Every woman I know understands at some point the vicious joke of Women’s Liberation is that we cannot have it all without great sacrifice. Many, however, like Gwen, can’t say it out loud.
So should we be surprised that an aging and old-fashioned mother; her uber-driven, single, lonely 42-year-old daughter; the recovering alcoholic, chatty, bitter, stay-at-home mom; and the “easy,” super-smart-but-willing-to-throw-it-away-for-a-boy 21-year-old co-ed have experiences and views that clash into each other’s with the silent power of a brewing storm?
For the first half of the play I craved a turning point. Four women discussing how Women’s Liberation has either cursed them or freed them or some of both is how all of my Moms Nights Out end up. I needed something from the stage to shake me out of my increasingly morbid identification with these women–you were right, Betty Friedan, you were right! I DO want something more than my husband and my children and my home!
And just how Don (Lee Tergesen)–the clearly unworthy center of the escalating tension between Cathy and Gwen–got to be in that unlikely spot is the mixer in this dirty martini.

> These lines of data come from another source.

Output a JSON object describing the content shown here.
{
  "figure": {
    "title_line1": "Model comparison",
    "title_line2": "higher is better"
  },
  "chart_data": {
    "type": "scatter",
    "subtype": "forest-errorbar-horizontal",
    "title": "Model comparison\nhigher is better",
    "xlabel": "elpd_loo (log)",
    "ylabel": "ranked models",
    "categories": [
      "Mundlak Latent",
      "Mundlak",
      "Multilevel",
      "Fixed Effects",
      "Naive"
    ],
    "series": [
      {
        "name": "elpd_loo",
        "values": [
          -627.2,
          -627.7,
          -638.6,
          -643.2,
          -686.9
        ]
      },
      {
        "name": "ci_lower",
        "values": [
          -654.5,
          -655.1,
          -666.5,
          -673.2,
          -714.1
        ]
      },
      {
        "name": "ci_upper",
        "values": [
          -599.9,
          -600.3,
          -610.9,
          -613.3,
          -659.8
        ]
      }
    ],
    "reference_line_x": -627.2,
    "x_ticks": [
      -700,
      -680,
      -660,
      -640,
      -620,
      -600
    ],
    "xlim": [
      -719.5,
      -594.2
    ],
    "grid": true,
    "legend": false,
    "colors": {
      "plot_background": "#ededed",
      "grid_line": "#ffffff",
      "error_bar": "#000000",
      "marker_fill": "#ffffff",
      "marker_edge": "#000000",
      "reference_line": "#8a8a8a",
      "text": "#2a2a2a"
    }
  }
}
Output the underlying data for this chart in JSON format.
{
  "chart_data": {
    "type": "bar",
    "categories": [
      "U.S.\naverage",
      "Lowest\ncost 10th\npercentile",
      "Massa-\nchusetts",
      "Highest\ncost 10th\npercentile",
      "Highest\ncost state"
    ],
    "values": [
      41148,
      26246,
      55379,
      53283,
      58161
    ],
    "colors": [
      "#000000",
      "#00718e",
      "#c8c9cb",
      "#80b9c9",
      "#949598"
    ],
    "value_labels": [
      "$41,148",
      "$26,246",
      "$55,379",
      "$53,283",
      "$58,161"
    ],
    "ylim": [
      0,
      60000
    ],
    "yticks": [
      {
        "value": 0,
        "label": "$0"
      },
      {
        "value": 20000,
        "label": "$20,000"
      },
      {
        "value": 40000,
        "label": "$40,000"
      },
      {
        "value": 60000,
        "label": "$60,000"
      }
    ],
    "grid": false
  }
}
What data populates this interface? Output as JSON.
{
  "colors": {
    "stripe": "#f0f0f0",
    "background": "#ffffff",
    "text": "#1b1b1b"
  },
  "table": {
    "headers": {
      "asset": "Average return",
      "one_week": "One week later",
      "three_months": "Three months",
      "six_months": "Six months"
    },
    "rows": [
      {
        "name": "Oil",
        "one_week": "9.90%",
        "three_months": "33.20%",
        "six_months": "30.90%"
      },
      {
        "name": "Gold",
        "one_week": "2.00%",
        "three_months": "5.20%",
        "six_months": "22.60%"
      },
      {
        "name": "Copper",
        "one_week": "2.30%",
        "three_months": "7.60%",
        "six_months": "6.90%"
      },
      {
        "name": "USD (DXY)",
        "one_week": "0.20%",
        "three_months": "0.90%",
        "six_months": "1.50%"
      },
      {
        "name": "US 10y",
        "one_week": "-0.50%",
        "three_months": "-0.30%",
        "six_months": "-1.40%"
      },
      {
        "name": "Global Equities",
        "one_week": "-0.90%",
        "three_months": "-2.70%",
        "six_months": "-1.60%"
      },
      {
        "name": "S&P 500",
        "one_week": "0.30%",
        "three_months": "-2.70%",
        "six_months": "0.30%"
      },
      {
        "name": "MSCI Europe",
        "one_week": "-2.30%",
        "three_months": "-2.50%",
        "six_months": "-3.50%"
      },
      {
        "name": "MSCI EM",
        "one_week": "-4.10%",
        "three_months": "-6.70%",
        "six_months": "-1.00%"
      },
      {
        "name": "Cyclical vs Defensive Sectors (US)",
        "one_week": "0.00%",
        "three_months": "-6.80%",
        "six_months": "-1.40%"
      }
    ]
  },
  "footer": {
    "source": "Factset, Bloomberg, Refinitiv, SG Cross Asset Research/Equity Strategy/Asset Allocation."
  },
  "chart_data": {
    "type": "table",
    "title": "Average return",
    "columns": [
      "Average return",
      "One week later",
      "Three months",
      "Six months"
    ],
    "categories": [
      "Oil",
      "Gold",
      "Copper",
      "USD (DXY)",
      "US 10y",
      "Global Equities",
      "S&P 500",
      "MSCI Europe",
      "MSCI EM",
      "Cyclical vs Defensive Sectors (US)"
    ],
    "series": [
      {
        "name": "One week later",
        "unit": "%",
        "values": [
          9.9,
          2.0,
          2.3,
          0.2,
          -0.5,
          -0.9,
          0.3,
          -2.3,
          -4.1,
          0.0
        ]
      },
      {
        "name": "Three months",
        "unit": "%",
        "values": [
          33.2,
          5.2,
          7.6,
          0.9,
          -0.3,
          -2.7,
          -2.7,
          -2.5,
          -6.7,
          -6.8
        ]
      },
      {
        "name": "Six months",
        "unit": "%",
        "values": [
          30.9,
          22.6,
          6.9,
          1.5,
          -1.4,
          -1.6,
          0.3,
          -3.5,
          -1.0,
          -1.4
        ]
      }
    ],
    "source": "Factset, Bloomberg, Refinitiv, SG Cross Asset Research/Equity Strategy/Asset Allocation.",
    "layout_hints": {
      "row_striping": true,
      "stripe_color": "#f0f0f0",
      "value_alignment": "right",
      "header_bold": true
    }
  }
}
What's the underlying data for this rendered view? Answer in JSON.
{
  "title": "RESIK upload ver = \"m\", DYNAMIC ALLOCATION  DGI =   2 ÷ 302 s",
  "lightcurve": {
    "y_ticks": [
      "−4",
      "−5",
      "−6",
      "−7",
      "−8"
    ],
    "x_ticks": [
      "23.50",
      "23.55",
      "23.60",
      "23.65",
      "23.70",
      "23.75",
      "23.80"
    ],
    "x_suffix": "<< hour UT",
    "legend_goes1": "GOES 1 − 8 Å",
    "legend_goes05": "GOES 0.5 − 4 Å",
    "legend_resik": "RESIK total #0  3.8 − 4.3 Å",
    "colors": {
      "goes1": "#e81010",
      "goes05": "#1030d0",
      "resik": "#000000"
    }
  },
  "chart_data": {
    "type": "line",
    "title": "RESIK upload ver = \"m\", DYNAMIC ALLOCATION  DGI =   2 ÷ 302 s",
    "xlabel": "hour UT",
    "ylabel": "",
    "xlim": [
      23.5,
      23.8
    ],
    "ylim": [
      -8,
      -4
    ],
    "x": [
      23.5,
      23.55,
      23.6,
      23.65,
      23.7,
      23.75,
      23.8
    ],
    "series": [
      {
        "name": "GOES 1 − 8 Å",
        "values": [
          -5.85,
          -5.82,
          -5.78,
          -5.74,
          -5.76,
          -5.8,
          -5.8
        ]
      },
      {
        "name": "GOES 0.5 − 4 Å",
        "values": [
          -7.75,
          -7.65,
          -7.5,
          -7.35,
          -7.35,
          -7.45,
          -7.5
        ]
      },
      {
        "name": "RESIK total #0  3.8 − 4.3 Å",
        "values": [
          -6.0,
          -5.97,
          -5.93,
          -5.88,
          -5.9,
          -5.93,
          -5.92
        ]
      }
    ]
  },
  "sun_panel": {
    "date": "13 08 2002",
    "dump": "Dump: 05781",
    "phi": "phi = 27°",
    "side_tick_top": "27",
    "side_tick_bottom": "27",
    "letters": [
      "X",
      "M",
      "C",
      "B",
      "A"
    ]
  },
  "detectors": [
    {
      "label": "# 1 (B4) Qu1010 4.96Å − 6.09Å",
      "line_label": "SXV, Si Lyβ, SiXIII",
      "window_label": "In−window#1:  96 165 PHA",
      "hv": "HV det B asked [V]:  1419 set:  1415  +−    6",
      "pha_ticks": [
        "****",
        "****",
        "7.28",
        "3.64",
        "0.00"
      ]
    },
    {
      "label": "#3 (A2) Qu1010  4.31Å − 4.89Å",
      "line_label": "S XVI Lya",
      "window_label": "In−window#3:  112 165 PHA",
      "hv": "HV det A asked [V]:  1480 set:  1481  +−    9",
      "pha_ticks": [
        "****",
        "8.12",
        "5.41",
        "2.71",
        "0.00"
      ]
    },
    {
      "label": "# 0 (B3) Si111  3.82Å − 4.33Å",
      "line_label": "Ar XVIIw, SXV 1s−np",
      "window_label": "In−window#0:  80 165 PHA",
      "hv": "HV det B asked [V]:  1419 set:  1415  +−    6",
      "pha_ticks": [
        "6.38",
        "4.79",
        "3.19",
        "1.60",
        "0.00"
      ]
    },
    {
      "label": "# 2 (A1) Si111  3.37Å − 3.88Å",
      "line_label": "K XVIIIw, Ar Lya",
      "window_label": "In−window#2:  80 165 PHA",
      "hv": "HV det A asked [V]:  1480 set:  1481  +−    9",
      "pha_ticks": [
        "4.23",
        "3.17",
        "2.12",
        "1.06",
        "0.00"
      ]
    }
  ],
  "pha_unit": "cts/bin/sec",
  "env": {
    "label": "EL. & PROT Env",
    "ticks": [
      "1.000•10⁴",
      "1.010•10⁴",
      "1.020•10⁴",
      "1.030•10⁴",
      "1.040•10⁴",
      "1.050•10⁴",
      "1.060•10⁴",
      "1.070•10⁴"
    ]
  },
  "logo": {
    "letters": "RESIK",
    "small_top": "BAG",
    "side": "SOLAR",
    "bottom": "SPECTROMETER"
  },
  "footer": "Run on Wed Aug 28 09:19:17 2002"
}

Women expend tremendous otherwise useful energy thinking about the lives we could have or should have been living while we were, instead, following our destinies. At least the play says so. The only male character, Don, is the only character not aching for the “life not lived,” as Gwen puts it. But how many of us would grab a dangerously seductive opportunity to switch it up a bit?
Gwen’s ambition is the subterranean basement in her house of disappointment–Don is a loser; her “marriage fix” baby didn’t deliver the goods; her favored son, Julian, will eventually leave her. The deal with the devil comes in the form of a drunk phone call from Cathy. From that conversation, which has taken place before the play begins, Gwen maps out a new life for herself. And Cathy. And Don. And Julian. And Alice.
Remarkably, everyone is willing to move into their new places in this “what might have been” scenario. Predictably, the reality of being responsible for other people’s happiness, or even one’s own, is crushing. Leave the specter of the past’s promises alone on its high shelf. To bring it down is to risk rapture, blister and burn.
The fallout is brutal and comforting, both. For Cathy, a new beginning with the old trappings, once again, is in order. Feminism, life, necessity collide or, at least, have colluded. And isn’t that all of our stories–what is freedom but to lift the veil on sweet, cruel irony? To be free we must embrace our limitations; to be happy standing still, we must realize we have wings.
Like Cathy, Gwen, Alice and Avery, we define ourselves with the decisions we’ve made. And we live usefully within them, or we learn to live with a regret so deep we are swaddled in it.
We call it what serves us: feminism or fate. Either way, we move on to the next right thing with hope and the misguided belief we can go back again. Only a redirection from the loving and sage Tyne Daly might otherwise change our minds.
I was given tickets for review purposes from the wonderful people at Playtime! and through my friends at MamaDrama. Opinions are, as always, my own.
Playtime! provides parents with affordable, incredible childcare while they attend remarkable New York City theater. While I saw the show, my two girls enjoyed games, art, play and snacks with the talented and kind artist-sitters from Sitters Studio. We all had an enlightening day.
awesome review. and an even more awesome idea….playtime! what a wonderful situation.
1. I’m totally jealous that you got to see this play!!
2. Thank you for an honest and enlightening review. I say Amy B. on a talk show the other day and wondered about this play. Living in AK, I won’t get to find out…maybe ever. Thank you!